Di lereng bukit berbatu, menanti maghrib menjelang. Juna berdiri mematung. Melemparkan pandangan sejauh jangkauan. Mengumpulkan pundi-pundi udara lalu menjejalkannya ke dalam rongga dada.
Terngiang obrolan dengan ibu, siang tadi.
“Juna .…”
“Iya, Bu.”
“Boleh Ibu bicara sesuatu?” Wanita usia senja itu lembut menyentuh jemari anaknya.

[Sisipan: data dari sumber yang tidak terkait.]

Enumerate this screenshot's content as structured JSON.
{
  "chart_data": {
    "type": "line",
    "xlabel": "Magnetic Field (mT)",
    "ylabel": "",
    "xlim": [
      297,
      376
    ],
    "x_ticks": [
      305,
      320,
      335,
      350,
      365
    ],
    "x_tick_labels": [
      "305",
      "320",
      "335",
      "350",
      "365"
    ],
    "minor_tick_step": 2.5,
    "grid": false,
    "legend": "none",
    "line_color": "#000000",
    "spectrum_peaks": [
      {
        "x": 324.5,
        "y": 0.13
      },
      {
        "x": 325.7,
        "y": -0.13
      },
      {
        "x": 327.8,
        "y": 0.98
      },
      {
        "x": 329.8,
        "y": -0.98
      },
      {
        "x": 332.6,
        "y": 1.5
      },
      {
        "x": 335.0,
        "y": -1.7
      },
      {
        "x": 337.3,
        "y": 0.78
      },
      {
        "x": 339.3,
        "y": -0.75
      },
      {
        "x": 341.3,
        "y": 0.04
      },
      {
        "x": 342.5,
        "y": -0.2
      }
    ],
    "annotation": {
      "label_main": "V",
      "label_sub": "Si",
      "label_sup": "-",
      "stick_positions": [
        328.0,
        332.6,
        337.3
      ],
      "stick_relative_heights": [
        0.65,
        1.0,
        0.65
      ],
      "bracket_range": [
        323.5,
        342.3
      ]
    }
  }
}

“Tentu boleh, Ibu.” Ada semilir rasa menyelinap dalam sanubari. Sesuatu yang tak biasa.
“Maafkan Ibu yang tak bisa mencukupi kebutuhanmu. Kamu terpaksa bekerja keras demi kuliah.”
“Ibu jangan berkata seperti itu. Juna sudah dewasa. Bisa mandiri dan bekerja.”
Ibu tersenyum. Bahagia. Ia sangat bangga pada putranya itu.
“Ibu mohon, perjuangkan cita-citamu. Ibu sungguh ingin kamu jadi sarjana.”
“InsyaAllah, Bu. Mohon doa restunya saja.”